Lochmüller Lab

We are happy to have been involved with this paper presenting the neurological phenotypes of 2 Turkish brothers with a novel mutation. Through whole-exome sequencing and analysis using the RD-Connect Genome-Phenome Analysis Platform, we helped to identify a rare case of autosomal recessive inheritance of homozygous missense COL4A1 variants. Widening the clinical spectrum and defining an unusual inheritance pattern of these variants will help clinicians target screening for COL4A1, thus allowing for more appropriate clinical care.

You can read the article on Neurology genetics here.

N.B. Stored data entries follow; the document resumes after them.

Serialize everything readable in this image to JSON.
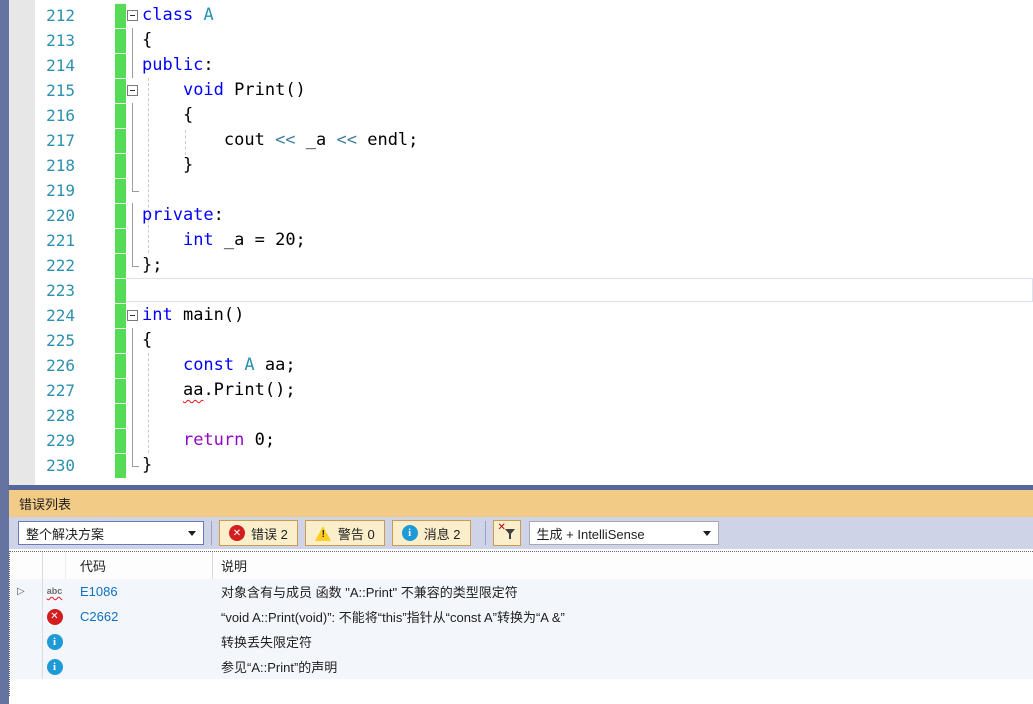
{
  "editor": {
    "lines": [
      {
        "num": "212",
        "outline": "box",
        "segments": [
          {
            "t": "class",
            "s": "kw"
          },
          {
            "t": " ",
            "s": "p"
          },
          {
            "t": "A",
            "s": "type"
          }
        ]
      },
      {
        "num": "213",
        "outline": "line",
        "segments": [
          {
            "t": "{",
            "s": "p"
          }
        ]
      },
      {
        "num": "214",
        "outline": "line",
        "segments": [
          {
            "t": "public",
            "s": "kw"
          },
          {
            "t": ":",
            "s": "p"
          }
        ]
      },
      {
        "num": "215",
        "outline": "box",
        "segments": [
          {
            "t": "    ",
            "s": "p"
          },
          {
            "t": "void",
            "s": "kw"
          },
          {
            "t": " Print()",
            "s": "p"
          }
        ]
      },
      {
        "num": "216",
        "outline": "line",
        "segments": [
          {
            "t": "    {",
            "s": "p"
          }
        ]
      },
      {
        "num": "217",
        "outline": "line",
        "segments": [
          {
            "t": "        cout ",
            "s": "p"
          },
          {
            "t": "<<",
            "s": "op"
          },
          {
            "t": " _a ",
            "s": "p"
          },
          {
            "t": "<<",
            "s": "op"
          },
          {
            "t": " endl;",
            "s": "p"
          }
        ]
      },
      {
        "num": "218",
        "outline": "line",
        "segments": [
          {
            "t": "    }",
            "s": "p"
          }
        ]
      },
      {
        "num": "219",
        "outline": "corner",
        "segments": []
      },
      {
        "num": "220",
        "outline": "line",
        "segments": [
          {
            "t": "private",
            "s": "kw"
          },
          {
            "t": ":",
            "s": "p"
          }
        ]
      },
      {
        "num": "221",
        "outline": "line",
        "segments": [
          {
            "t": "    ",
            "s": "p"
          },
          {
            "t": "int",
            "s": "kw"
          },
          {
            "t": " _a = 20;",
            "s": "p"
          }
        ]
      },
      {
        "num": "222",
        "outline": "corner",
        "segments": [
          {
            "t": "};",
            "s": "p"
          }
        ]
      },
      {
        "num": "223",
        "outline": "none",
        "segments": [],
        "current": true
      },
      {
        "num": "224",
        "outline": "box",
        "segments": [
          {
            "t": "int",
            "s": "kw"
          },
          {
            "t": " main()",
            "s": "p"
          }
        ]
      },
      {
        "num": "225",
        "outline": "line",
        "segments": [
          {
            "t": "{",
            "s": "p"
          }
        ]
      },
      {
        "num": "226",
        "outline": "line",
        "segments": [
          {
            "t": "    ",
            "s": "p"
          },
          {
            "t": "const",
            "s": "kw"
          },
          {
            "t": " ",
            "s": "p"
          },
          {
            "t": "A",
            "s": "type"
          },
          {
            "t": " aa;",
            "s": "p"
          }
        ]
      },
      {
        "num": "227",
        "outline": "line",
        "segments": [
          {
            "t": "    ",
            "s": "p"
          },
          {
            "t": "aa",
            "s": "err"
          },
          {
            "t": ".Print();",
            "s": "p"
          }
        ]
      },
      {
        "num": "228",
        "outline": "line",
        "segments": []
      },
      {
        "num": "229",
        "outline": "line",
        "segments": [
          {
            "t": "    ",
            "s": "p"
          },
          {
            "t": "return",
            "s": "ctrl"
          },
          {
            "t": " 0;",
            "s": "p"
          }
        ]
      },
      {
        "num": "230",
        "outline": "corner",
        "segments": [
          {
            "t": "}",
            "s": "p"
          }
        ]
      }
    ]
  },
  "panel": {
    "title": "错误列表",
    "toolbar": {
      "scope_dropdown": "整个解决方案",
      "errors_label": "错误 2",
      "warnings_label": "警告 0",
      "messages_label": "消息 2",
      "source_dropdown": "生成 + IntelliSense"
    },
    "table": {
      "columns": [
        "代码",
        "说明"
      ],
      "rows": [
        {
          "expander": true,
          "icon": "intellisense-error",
          "code": "E1086",
          "description": "对象含有与成员 函数 \"A::Print\" 不兼容的类型限定符"
        },
        {
          "expander": false,
          "icon": "error",
          "code": "C2662",
          "description": "“void A::Print(void)”: 不能将“this”指针从“const A”转换为“A &”"
        },
        {
          "expander": false,
          "icon": "info",
          "code": "",
          "description": "转换丢失限定符"
        },
        {
          "expander": false,
          "icon": "info",
          "code": "",
          "description": "参见“A::Print”的声明"
        }
      ]
    }
  },
  "icons": {
    "error_x": "✕",
    "warning_excl": "!",
    "info_i": "i",
    "filter_x": "✕",
    "expander": "▷",
    "abc": "abc"
  },
  "colors": {
    "titlebar_orange": "#F2CB87",
    "toolbar_lavender": "#CED3E8",
    "window_edge_slate": "#64739F",
    "keyword_blue": "#0000FF",
    "type_teal": "#2B91AF",
    "control_purple": "#8F08C4",
    "line_number_teal": "#2B91AF",
    "change_bar_green": "#55DB55",
    "error_red": "#D21E1E",
    "info_blue": "#1E9BD7",
    "warning_yellow": "#FFCE21",
    "code_link_blue": "#0E70C0",
    "squiggle_red": "#E81123"
  }
}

COL4A1-related autosomal recessive encephalopathy in 2 Turkish children

Ahmet Yaramis, Hanns Lochmüller, Ana Töpf, Ece Sonmezler, Elmasnur Yilmaz, Semra Hiz, Uluc Yis, Serdal Gungor, Ayse Ipek Polat, Pinar Edem, Sergi Beltran, Steven Laurie, *Aysenur Yaramis, Rita Horvath, Yavuz Oktay

February 2020; 6 (1) DOI: https://doi.org/10.1212/NXG.0000000000000392

Abstract

Objective
This study presents the neurologic phenotypes of 2 brothers with a novel homozygous COL4A1 mutation that was identified in a large Turkish consanguineous cohort of neurogenetic diseases.
Methods
Whole-exome sequencing and bioinformatic analysis of consanguineous families with children affected by early-onset, neurogenetic disorders was performed using the RD-Connect Genome- Phenome Analysis Platform. We also performed clinical, EEG, and neuroimaging analyses in unaffected siblings and parents.
Results
We have identified a homozygous missense mutation in COL4A1 (p.Gly1278Ser, NM_ 001845.5:c.3832G>T) in 2 siblings affected by small vessel brain disease with periventricular leukoencephalopathy and ocular defects. Presenting symptoms included mild weakness, hemiparetic gait, pyramidal findings, and seizures, whereas their intellectual and behavioral functions were normal. Both parents and 5 of the siblings (3 boys and 2 girls) were heterozygous for the variant. They did not show any clinical or laboratory signs of small vessel disease.
Conclusions
COL4A1 has previously been associated with dominant small vessel disease of the brain and other organs, manifesting with high penetrance in heterozygous mutation carriers. Our findings provide evidence that COL4A1-related encephalopathy can be inherited in an autosomal recessive manner, which is important for counseling, prognosis, and treatment. Genotypephenotype
correlations remain to be established.